Oil Prices Fall as Fresh Lockdown Threatens Recovery
By Adedapo Adesanya
Oil prices fell on Friday as concerns about the recovery in fuel demand in the face of coronavirus cases surge continued following fresh lockdown just as major crude-producing nations set to increase output continue to reflect.
The international benchmark, Brent crude, dropped 23 cents or 0.53 per cent to sell at $43.14 per barrel, while the US West Texas Intermediate (WTI) crude lost 16 cents or 0.39 per cent to settle at $40.59 per barrel.
The largest oil-consuming nation, United States, recorded a record 77,000 new coronavirus cases in the last 24 hours, with Florida and Texas reporting the largest one-day increases in virus-related deaths.
Globally, new virus outbreaks continued to happen in Japan to Argentina, triggering new quarantine travel restrictions and business reclosures.
The European Union (EU) extended its travel ban on Americans for another two weeks as the country struggles to bring its outbreak under control.

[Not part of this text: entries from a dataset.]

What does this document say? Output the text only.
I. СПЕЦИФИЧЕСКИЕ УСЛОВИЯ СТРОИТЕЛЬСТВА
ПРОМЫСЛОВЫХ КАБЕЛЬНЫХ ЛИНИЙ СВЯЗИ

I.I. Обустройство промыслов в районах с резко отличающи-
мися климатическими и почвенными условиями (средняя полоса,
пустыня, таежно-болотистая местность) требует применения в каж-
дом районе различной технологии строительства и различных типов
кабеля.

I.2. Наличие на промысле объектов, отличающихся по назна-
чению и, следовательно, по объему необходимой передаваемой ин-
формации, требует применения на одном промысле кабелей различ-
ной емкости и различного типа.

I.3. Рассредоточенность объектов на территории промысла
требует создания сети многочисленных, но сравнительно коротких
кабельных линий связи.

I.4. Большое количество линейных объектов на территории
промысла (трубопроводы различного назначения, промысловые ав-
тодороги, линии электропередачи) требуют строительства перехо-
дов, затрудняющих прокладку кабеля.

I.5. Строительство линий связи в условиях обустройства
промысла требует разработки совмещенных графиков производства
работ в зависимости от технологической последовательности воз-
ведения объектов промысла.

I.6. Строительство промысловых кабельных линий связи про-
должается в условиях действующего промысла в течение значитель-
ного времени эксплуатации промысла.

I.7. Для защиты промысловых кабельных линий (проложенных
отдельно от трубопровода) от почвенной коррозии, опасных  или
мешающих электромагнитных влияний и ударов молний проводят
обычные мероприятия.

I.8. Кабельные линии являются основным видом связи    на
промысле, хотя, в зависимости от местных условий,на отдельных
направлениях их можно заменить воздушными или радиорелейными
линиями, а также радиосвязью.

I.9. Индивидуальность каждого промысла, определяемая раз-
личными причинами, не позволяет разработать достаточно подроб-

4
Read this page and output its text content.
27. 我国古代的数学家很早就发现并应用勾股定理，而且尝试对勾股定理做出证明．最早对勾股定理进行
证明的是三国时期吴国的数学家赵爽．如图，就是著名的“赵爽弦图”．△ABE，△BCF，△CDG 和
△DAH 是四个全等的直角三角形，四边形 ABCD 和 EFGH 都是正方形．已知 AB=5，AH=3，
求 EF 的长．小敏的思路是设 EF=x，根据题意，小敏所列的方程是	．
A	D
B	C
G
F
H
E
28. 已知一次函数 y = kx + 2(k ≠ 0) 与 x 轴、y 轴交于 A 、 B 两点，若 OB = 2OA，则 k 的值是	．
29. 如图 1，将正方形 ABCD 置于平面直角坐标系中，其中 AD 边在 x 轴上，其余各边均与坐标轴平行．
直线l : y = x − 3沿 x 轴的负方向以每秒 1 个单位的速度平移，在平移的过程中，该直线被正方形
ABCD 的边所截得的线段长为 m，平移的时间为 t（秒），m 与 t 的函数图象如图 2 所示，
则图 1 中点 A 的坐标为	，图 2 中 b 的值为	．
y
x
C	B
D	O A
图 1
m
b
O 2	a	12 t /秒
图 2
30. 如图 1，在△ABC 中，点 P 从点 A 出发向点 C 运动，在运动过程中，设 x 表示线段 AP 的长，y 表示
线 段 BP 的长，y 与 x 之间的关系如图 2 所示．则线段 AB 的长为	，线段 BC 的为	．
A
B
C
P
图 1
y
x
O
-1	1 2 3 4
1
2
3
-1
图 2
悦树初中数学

Also, the U.S. active oil and gas rigs rose by nine to 288 during the week ended July 15, signalling a widely awaited recovery in US upstream sector.
The Organization of the Petroleum Exporting Countries and allied producers led by Russia, known as OPEC+, decided to taper production cuts by 2 million barrels per day to 7.7 million barrels per day beginning August 1 through the end the year.
However, compensation cuts from laggard members Nigeria, Iraq and Angola for August and September could offset some of the production coming back online.
OPEC officials see production increases justified as demand gradually returns from its pandemic’s nadir in April.
Russian Energy Minister, Mr Alexander Novak, sees global oil demand in August to rebound to 10 per cent below the pre-crisis levels but full recovery remains unlikely for at least another year.
Even the fact that crude oil inventories shed 7.5 million barrels in the week to July 10, after a build of 5.7 million barrels reported for the previous week, did nothing to help in the face of the news.
Concern among traders that OPEC+’s plan to ease production restrictions from next month would continue to tip the fundamentals scale towards another oversupply.